Быть первым никому как-то не захотелось. Они сгрудились на краю пропасти, стараясь дотянуться до Соломона копьями. Стоило ему отступить, и они подавались вперед, когда же он делал выпад – черное воинство проворно откатывалось назад. Их копья были, конечно, гораздо длиннее его рапиры, но отточенное мастерство фехтовальщика, помноженное на холодную ярость атаки, до некоторой степени уравнивало силы.
Так они раскачивались взад и вперед, когда из толпы воинов вырвался черный великан и, словно дикий буйвол, устремился на мост, пригибаясь и низко неся копье. В глазах его тлели безумные огоньки. Кейну пришлось отскочить назад. Потом еще раз, чтобы уйти от копья и одновременно поймать момент для удара рапирой. Подавшись в сторону, он едва не потерял равновесия на краю моста; внизу его ждала вечность. Чернокожие воины торжествующе взвыли, глядя, как он старается удержаться. Гигант с копьем испустил громовой рык и ринулся на пошатнувшегося врага.
Кейн отбил удар, пустив в ход всю свою силу. Он еще не восстановил равновесия, так что это был подвиг, для большинства фехтовальщиков непосильный. Он увидел наконечник копья, мелькнувший мимо щеки, и почувствовал, что спиной вперед валится в бездну. Отчаянное усилие, мгновенное движение руки – и он ухватился за древко копья, а в следующий миг проткнул соперника насквозь. Из раскрытого в крике рта вырвался фонтан крови. Последним усилием, умирая, чернокожий всем весом обрушился на победителя. Увернуться еще раз было уже не в человеческих силах. Враги вместе перевалились через край и, не издав ни звука, растворились во тьме, затопившей провал.
Все это произошло настолько быстро, что ошарашенные воины замерли на местах. Торжествующий рык великана еще не успел отзвучать, когда оба провалились во мрак.

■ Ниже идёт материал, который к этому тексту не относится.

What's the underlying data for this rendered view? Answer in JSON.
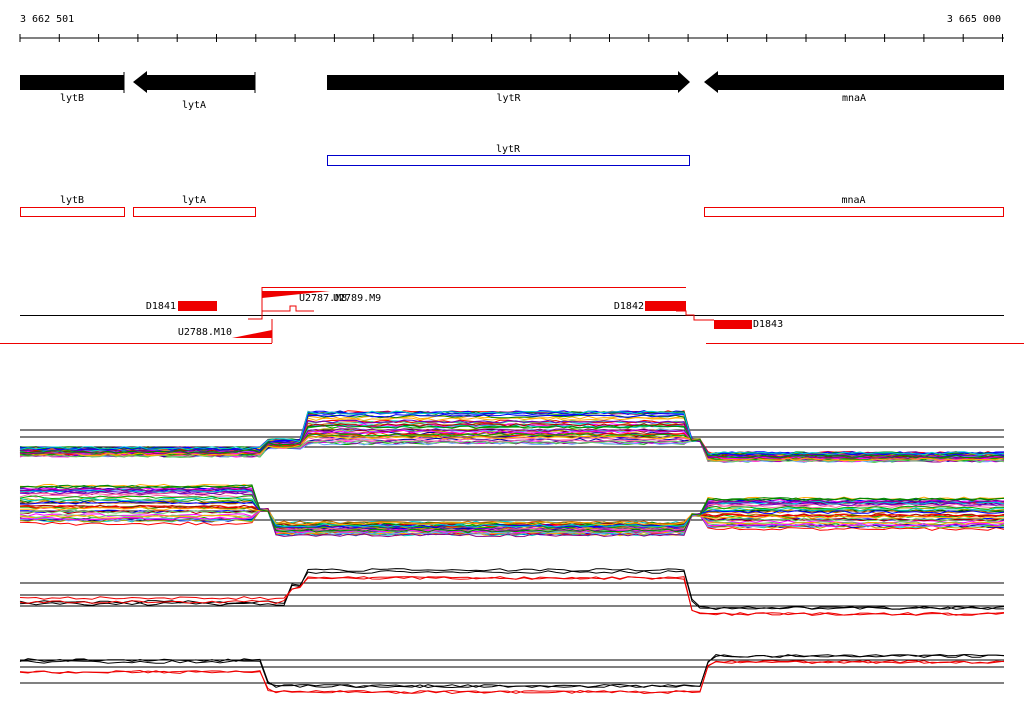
{
  "ruler": {
    "start": "3 662 501",
    "end": "3 665 000"
  },
  "genes": [
    {
      "label": "lytB"
    },
    {
      "label": "lytA"
    },
    {
      "label": "lytR"
    },
    {
      "label": "mnaA"
    }
  ],
  "transcripts": [
    {
      "label": "lytR"
    }
  ],
  "cds": [
    {
      "label": "lytB"
    },
    {
      "label": "lytA"
    },
    {
      "label": "mnaA"
    }
  ],
  "features": [
    {
      "label": "D1841"
    },
    {
      "label": "U2787.M8"
    },
    {
      "label": "U2789.M9"
    },
    {
      "label": "D1842"
    },
    {
      "label": "U2788.M10"
    },
    {
      "label": "D1843"
    }
  ]
}
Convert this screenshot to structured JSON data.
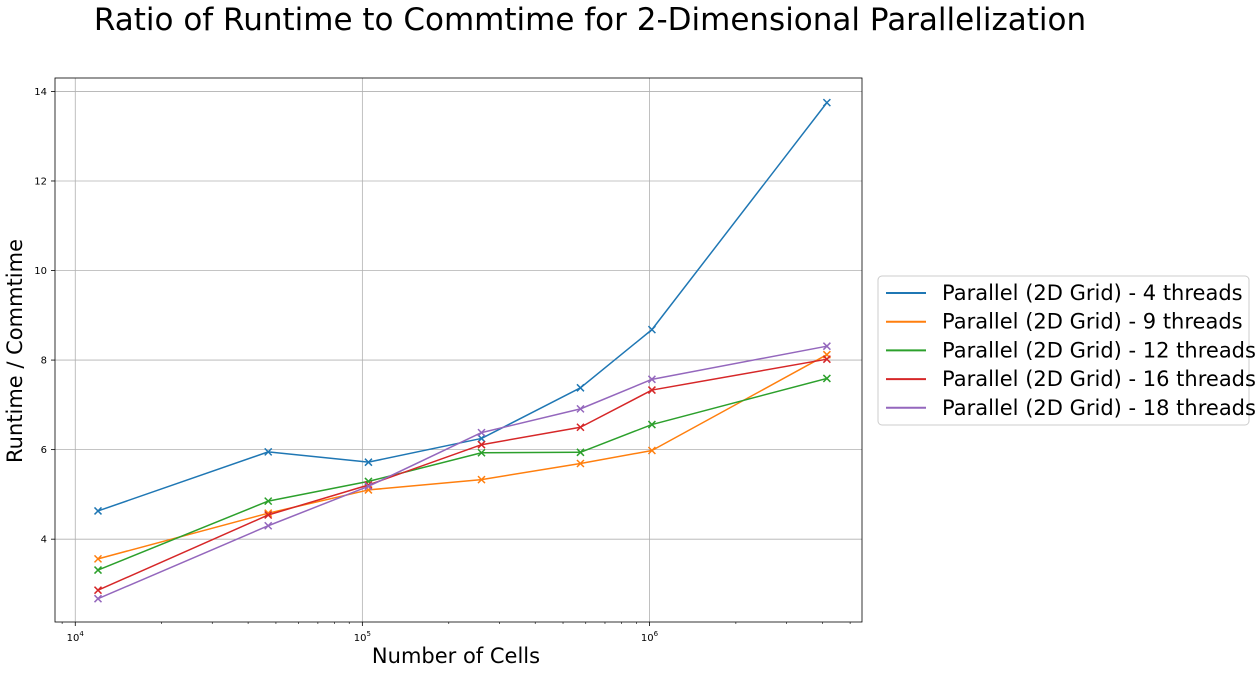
{
  "chart_data": {
    "type": "line",
    "title": "Ratio of Runtime to Commtime for 2-Dimensional Parallelization",
    "xlabel": "Number of Cells",
    "ylabel": "Runtime / Commtime",
    "x_scale": "log",
    "xlim": [
      8500,
      5500000
    ],
    "ylim": [
      2.15,
      14.3
    ],
    "x_ticks": [
      {
        "value": 10000,
        "base": "10",
        "exponent": "4"
      },
      {
        "value": 100000,
        "base": "10",
        "exponent": "5"
      },
      {
        "value": 1000000,
        "base": "10",
        "exponent": "6"
      }
    ],
    "y_ticks": [
      4,
      6,
      8,
      10,
      12,
      14
    ],
    "grid": true,
    "legend_position": "outside-right",
    "marker": "x",
    "x": [
      12000,
      47000,
      105000,
      260000,
      575000,
      1020000,
      4150000
    ],
    "series": [
      {
        "name": "Parallel (2D Grid) - 4 threads",
        "color": "#1f77b4",
        "values": [
          4.63,
          5.95,
          5.72,
          6.25,
          7.38,
          8.68,
          13.75
        ]
      },
      {
        "name": "Parallel (2D Grid) - 9 threads",
        "color": "#ff7f0e",
        "values": [
          3.56,
          4.58,
          5.1,
          5.33,
          5.69,
          5.98,
          8.12
        ]
      },
      {
        "name": "Parallel (2D Grid) - 12 threads",
        "color": "#2ca02c",
        "values": [
          3.31,
          4.85,
          5.29,
          5.93,
          5.94,
          6.56,
          7.59
        ]
      },
      {
        "name": "Parallel (2D Grid) - 16 threads",
        "color": "#d62728",
        "values": [
          2.86,
          4.54,
          5.21,
          6.11,
          6.5,
          7.33,
          8.02
        ]
      },
      {
        "name": "Parallel (2D Grid) - 18 threads",
        "color": "#9467bd",
        "values": [
          2.67,
          4.3,
          5.18,
          6.38,
          6.91,
          7.57,
          8.31
        ]
      }
    ]
  }
}
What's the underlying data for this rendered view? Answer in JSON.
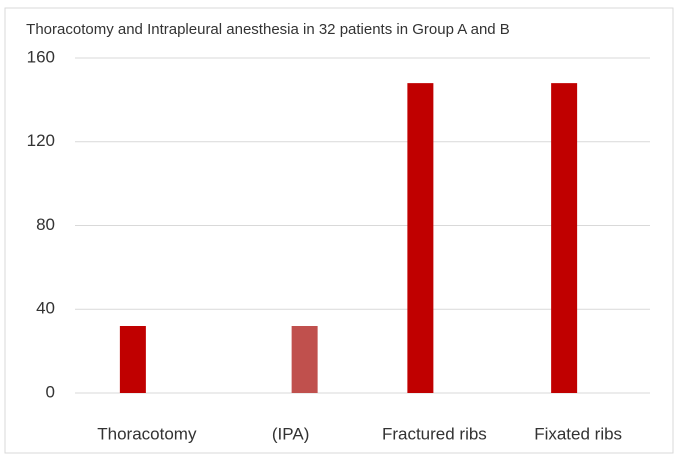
{
  "chart_data": {
    "type": "bar",
    "title": "Thoracotomy and Intrapleural anesthesia in 32 patients in Group A and B",
    "categories": [
      "Thoracotomy",
      "(IPA)",
      "Fractured ribs",
      "Fixated ribs"
    ],
    "series": [
      {
        "color": "#c00000",
        "values": [
          32,
          null,
          148,
          148
        ]
      },
      {
        "color": "#c0504d",
        "values": [
          null,
          32,
          null,
          null
        ]
      }
    ],
    "ylim": [
      0,
      160
    ],
    "yticks": [
      0,
      40,
      80,
      120,
      160
    ],
    "grid": true
  }
}
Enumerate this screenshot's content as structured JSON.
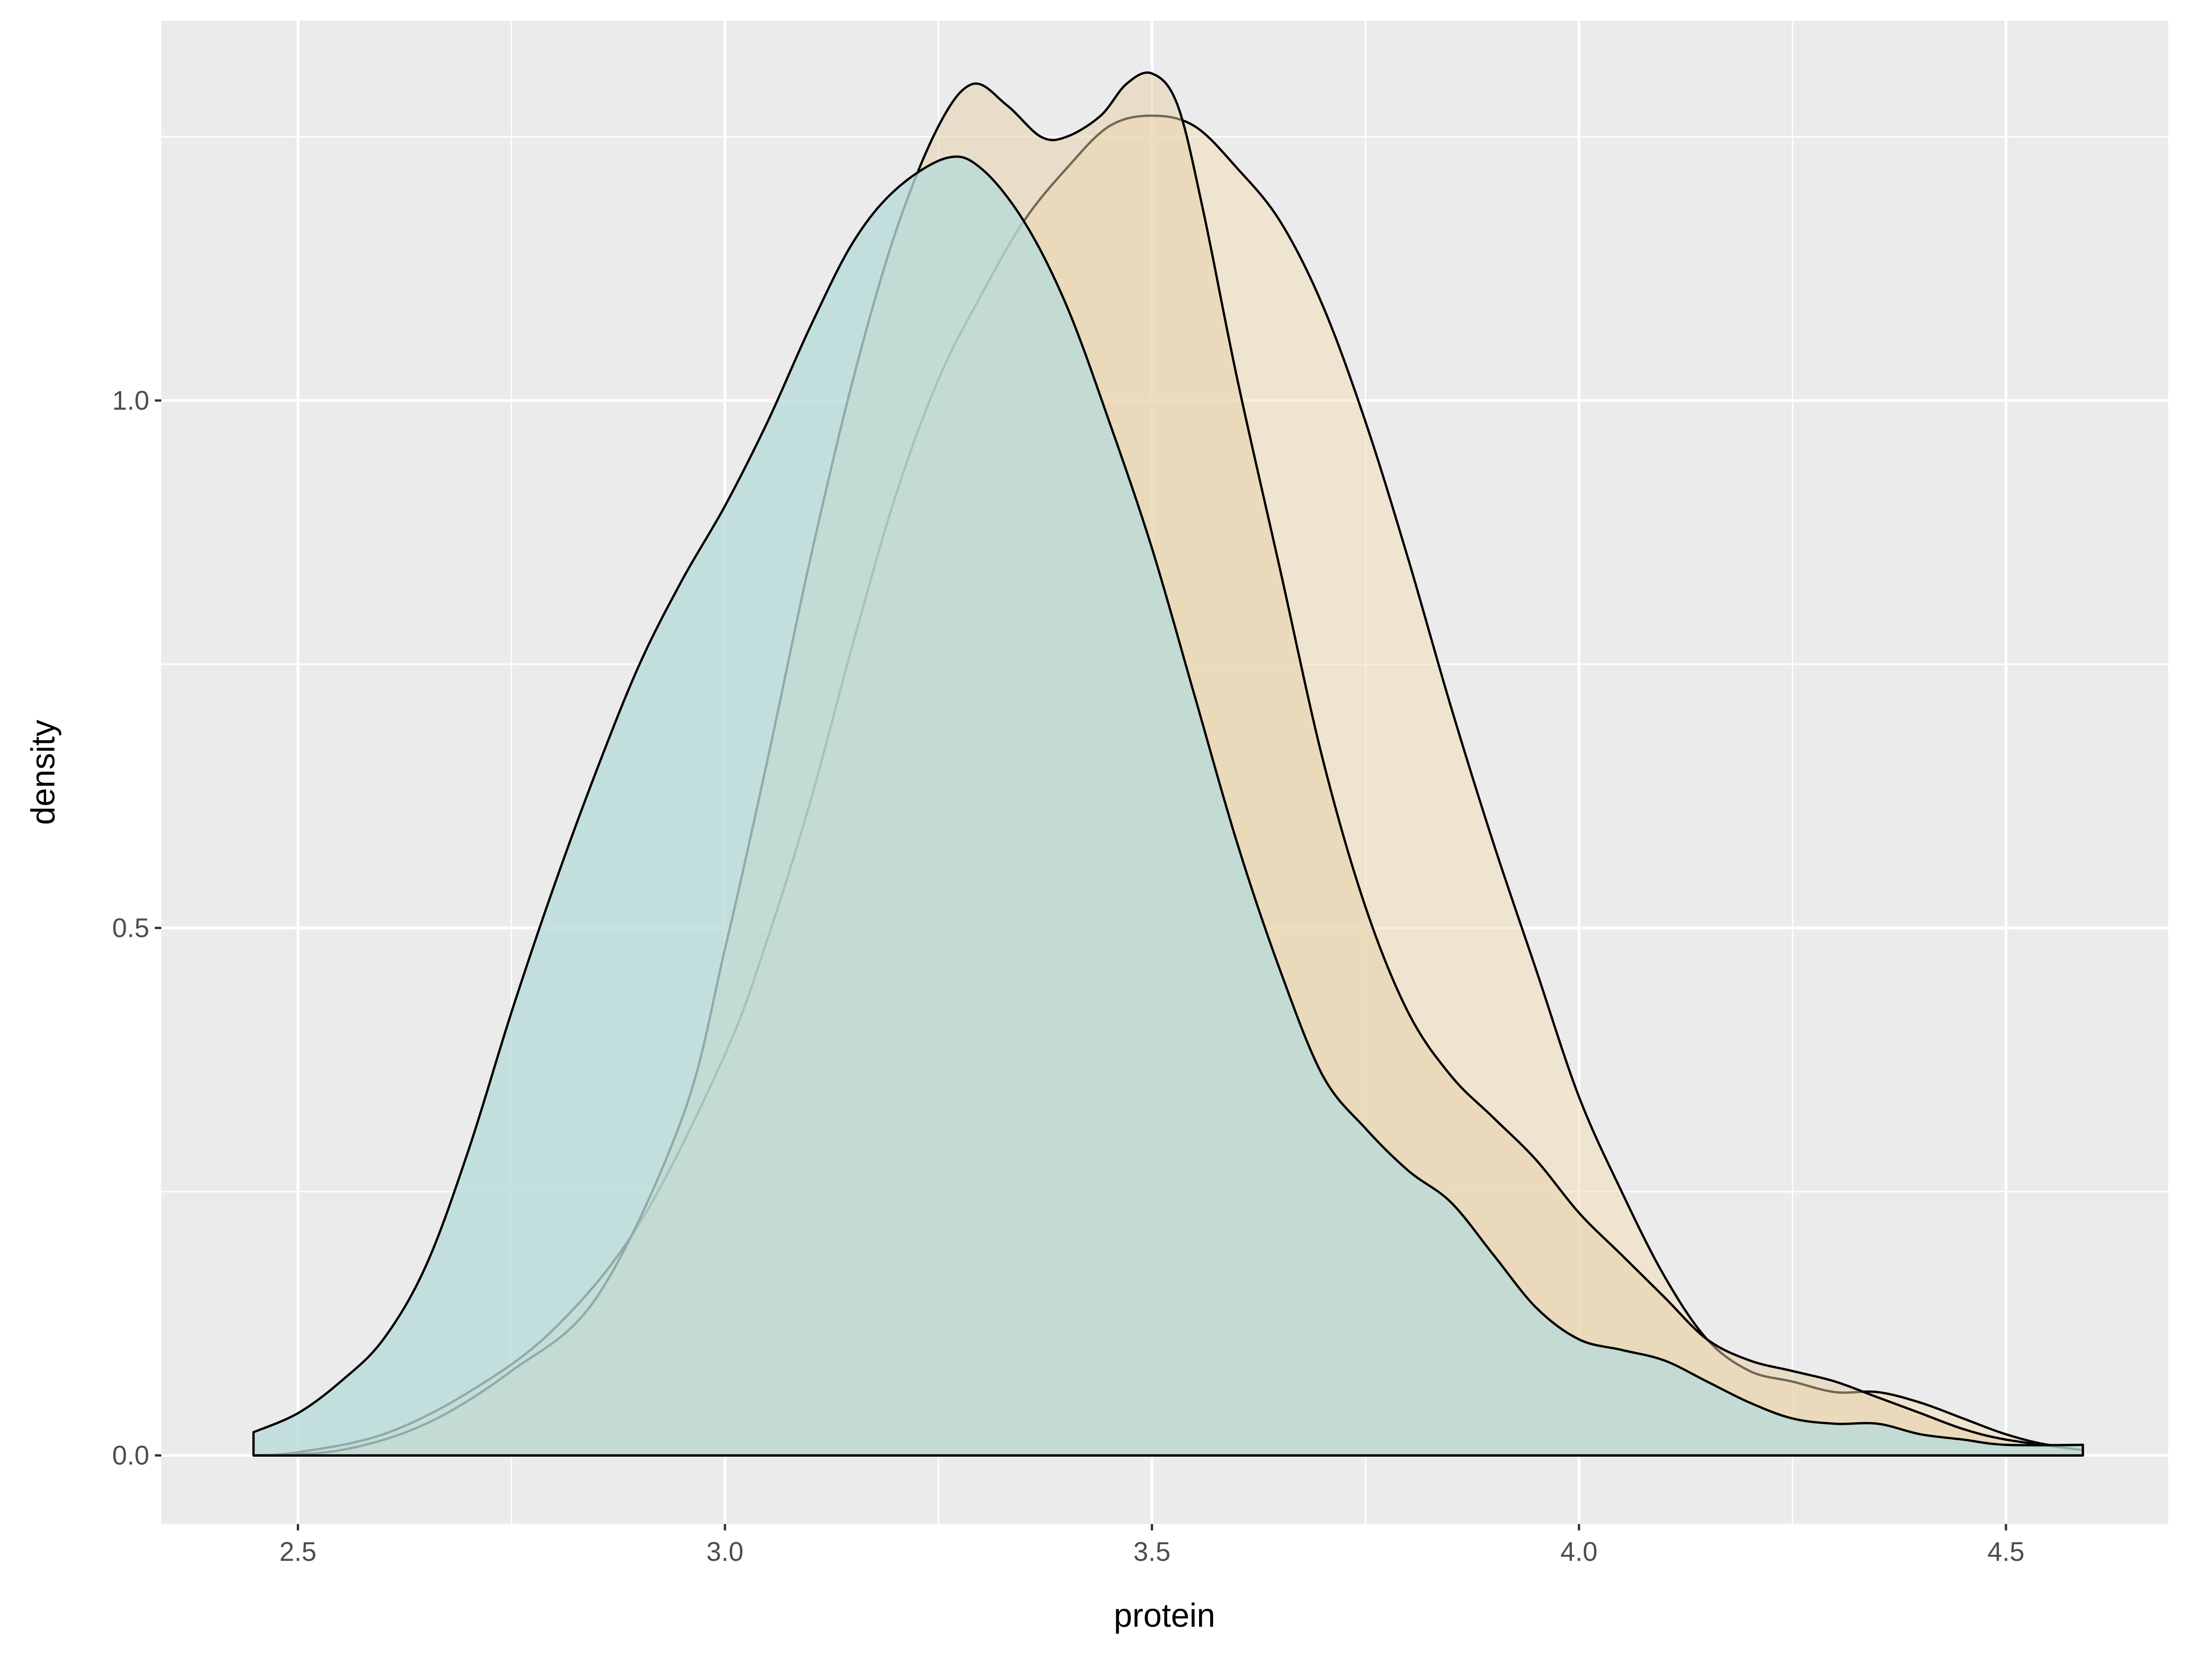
{
  "chart_data": {
    "type": "area",
    "title": "",
    "xlabel": "protein",
    "ylabel": "density",
    "xlim": [
      2.34,
      4.69
    ],
    "ylim": [
      -0.065,
      1.36
    ],
    "x_ticks": [
      2.5,
      3.0,
      3.5,
      4.0,
      4.5
    ],
    "x_tick_labels": [
      "2.5",
      "3.0",
      "3.5",
      "4.0",
      "4.5"
    ],
    "y_ticks": [
      0.0,
      0.5,
      1.0
    ],
    "y_tick_labels": [
      "0.0",
      "0.5",
      "1.0"
    ],
    "grid": true,
    "legend": "none",
    "series": [
      {
        "fill": "#f0deb8",
        "fill_opacity": 0.55,
        "stroke": "#000000",
        "x": [
          2.448,
          2.5,
          2.6,
          2.7,
          2.8,
          2.9,
          3.0,
          3.05,
          3.1,
          3.15,
          3.2,
          3.25,
          3.3,
          3.35,
          3.4,
          3.45,
          3.5,
          3.55,
          3.6,
          3.65,
          3.7,
          3.75,
          3.8,
          3.85,
          3.9,
          3.95,
          4.0,
          4.05,
          4.1,
          4.15,
          4.2,
          4.25,
          4.3,
          4.35,
          4.4,
          4.45,
          4.5,
          4.55,
          4.59
        ],
        "y": [
          0.0,
          0.003,
          0.02,
          0.06,
          0.12,
          0.22,
          0.38,
          0.49,
          0.62,
          0.77,
          0.91,
          1.02,
          1.1,
          1.17,
          1.22,
          1.26,
          1.27,
          1.26,
          1.22,
          1.17,
          1.09,
          0.98,
          0.85,
          0.71,
          0.58,
          0.46,
          0.34,
          0.25,
          0.17,
          0.11,
          0.08,
          0.07,
          0.06,
          0.06,
          0.05,
          0.035,
          0.02,
          0.01,
          0.01
        ]
      },
      {
        "fill": "#e5cfa8",
        "fill_opacity": 0.5,
        "stroke": "#000000",
        "x": [
          2.448,
          2.55,
          2.65,
          2.75,
          2.85,
          2.95,
          3.0,
          3.05,
          3.1,
          3.15,
          3.2,
          3.25,
          3.29,
          3.33,
          3.37,
          3.4,
          3.44,
          3.47,
          3.5,
          3.53,
          3.56,
          3.6,
          3.65,
          3.7,
          3.75,
          3.8,
          3.85,
          3.9,
          3.95,
          4.0,
          4.05,
          4.1,
          4.15,
          4.2,
          4.25,
          4.3,
          4.35,
          4.4,
          4.45,
          4.5,
          4.59
        ],
        "y": [
          0.0,
          0.005,
          0.03,
          0.08,
          0.15,
          0.32,
          0.48,
          0.66,
          0.85,
          1.02,
          1.16,
          1.26,
          1.3,
          1.28,
          1.25,
          1.25,
          1.27,
          1.3,
          1.31,
          1.28,
          1.18,
          1.02,
          0.84,
          0.66,
          0.52,
          0.42,
          0.36,
          0.32,
          0.28,
          0.23,
          0.19,
          0.15,
          0.11,
          0.09,
          0.08,
          0.07,
          0.055,
          0.04,
          0.025,
          0.015,
          0.005
        ]
      },
      {
        "fill": "#b7dbd9",
        "fill_opacity": 0.78,
        "stroke": "#000000",
        "x": [
          2.448,
          2.5,
          2.55,
          2.6,
          2.65,
          2.7,
          2.75,
          2.8,
          2.85,
          2.9,
          2.95,
          3.0,
          3.05,
          3.1,
          3.15,
          3.2,
          3.26,
          3.3,
          3.35,
          3.4,
          3.45,
          3.5,
          3.55,
          3.6,
          3.65,
          3.7,
          3.75,
          3.8,
          3.85,
          3.9,
          3.95,
          4.0,
          4.05,
          4.1,
          4.15,
          4.2,
          4.25,
          4.3,
          4.35,
          4.4,
          4.45,
          4.5,
          4.59
        ],
        "y": [
          0.022,
          0.04,
          0.07,
          0.11,
          0.18,
          0.29,
          0.42,
          0.54,
          0.65,
          0.75,
          0.83,
          0.9,
          0.98,
          1.07,
          1.15,
          1.2,
          1.23,
          1.22,
          1.17,
          1.09,
          0.98,
          0.86,
          0.72,
          0.58,
          0.46,
          0.36,
          0.31,
          0.27,
          0.24,
          0.19,
          0.14,
          0.11,
          0.1,
          0.09,
          0.07,
          0.05,
          0.035,
          0.03,
          0.03,
          0.02,
          0.015,
          0.01,
          0.01
        ]
      }
    ]
  }
}
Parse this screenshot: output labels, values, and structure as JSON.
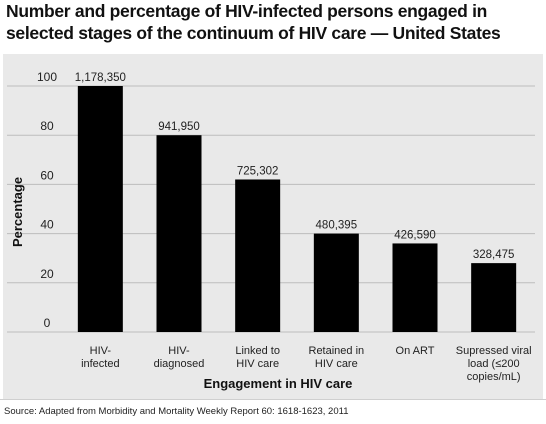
{
  "title": "Number and percentage of HIV-infected persons engaged in\nselected stages of the continuum of HIV care — United States",
  "source": "Source: Adapted from Morbidity and Mortality Weekly Report 60: 1618-1623, 2011",
  "chart_data": {
    "type": "bar",
    "title": "Number and percentage of HIV-infected persons engaged in selected stages of the continuum of HIV care — United States",
    "xlabel": "Engagement in HIV care",
    "ylabel": "Percentage",
    "ylim": [
      0,
      100
    ],
    "yticks": [
      0,
      20,
      40,
      60,
      80,
      100
    ],
    "grid": true,
    "categories": [
      [
        "HIV-",
        "infected"
      ],
      [
        "HIV-",
        "diagnosed"
      ],
      [
        "Linked to",
        "HIV care"
      ],
      [
        "Retained in",
        "HIV care"
      ],
      [
        "On ART"
      ],
      [
        "Supressed viral",
        "load (≤200",
        "copies/mL)"
      ]
    ],
    "values": [
      100,
      80,
      62,
      40,
      36,
      28
    ],
    "data_labels": [
      "1,178,350",
      "941,950",
      "725,302",
      "480,395",
      "426,590",
      "328,475"
    ],
    "colors": {
      "bar": "#000000",
      "grid": "#bdbdbd",
      "background": "#e9e9e9"
    }
  }
}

Постепенно оправившись, туземцы взошли на мост и склонились над бездной, пытаясь хоть что-нибудь рассмотреть или расслышать. Но внизу было темно, и со дна пропасти не доносилось ни звука.
Летя вниз, Кейн все-таки не потерял головы и повиновался не страху, а все тому же воинскому инстинкту. Он извернулся в воздухе, чтобы, когда полет завершится – через десяток футов или через тысячу, какая разница, – между ним и землей оказался сраженный им человек.
Они ударились о твердь неожиданно и гораздо скорее, чем ожидал англичанин. Наполовину оглушенный, какое-то время он лежал неподвижно, потом поднял голову и посмотрел вверх. Он смутно различил узкий мост, пересекавший полоску звездного неба, видимого из пропасти, и на нем – силуэты воинов, посеребренные лунным светом и странно укороченные необычной перспективой. Кейн лежал неподвижно, зная, впрочем, что луна еще не проникла в скрывавшую его глубину, а стало быть, смотревшие сверху не могли его разглядеть. Все-таки он дождался, чтобы они убрались с глаз, и только тогда начал оглядываться, оценивая свое положение. Соперник его был мертв. Пролетели же они, как выяснилось, немало: если бы не труп, смягчивший удар, быть бы мертвым и Кейну. Он и так был порядком разбит и весь в синяках.
Первым делом англичанин извлек из мертвого тела рапиру, благодаря Творца за то, что она оказалась не сломана, потом начал шарить впотьмах вокруг себя. Рука его натолкнулась на какой-то уступ, за которым, похоже, зиял новый обрыв. Он-то вообразил, будто свалился на самое дно провала и жуткая глубина была только кажущейся; было, однако, больше похоже на то, что они застряли на выступе утеса, пролетев только часть пути. Кейн бросил вниз маленький камешек. Звук удара раздался спустя долгое, долгое время – и был едва слышен.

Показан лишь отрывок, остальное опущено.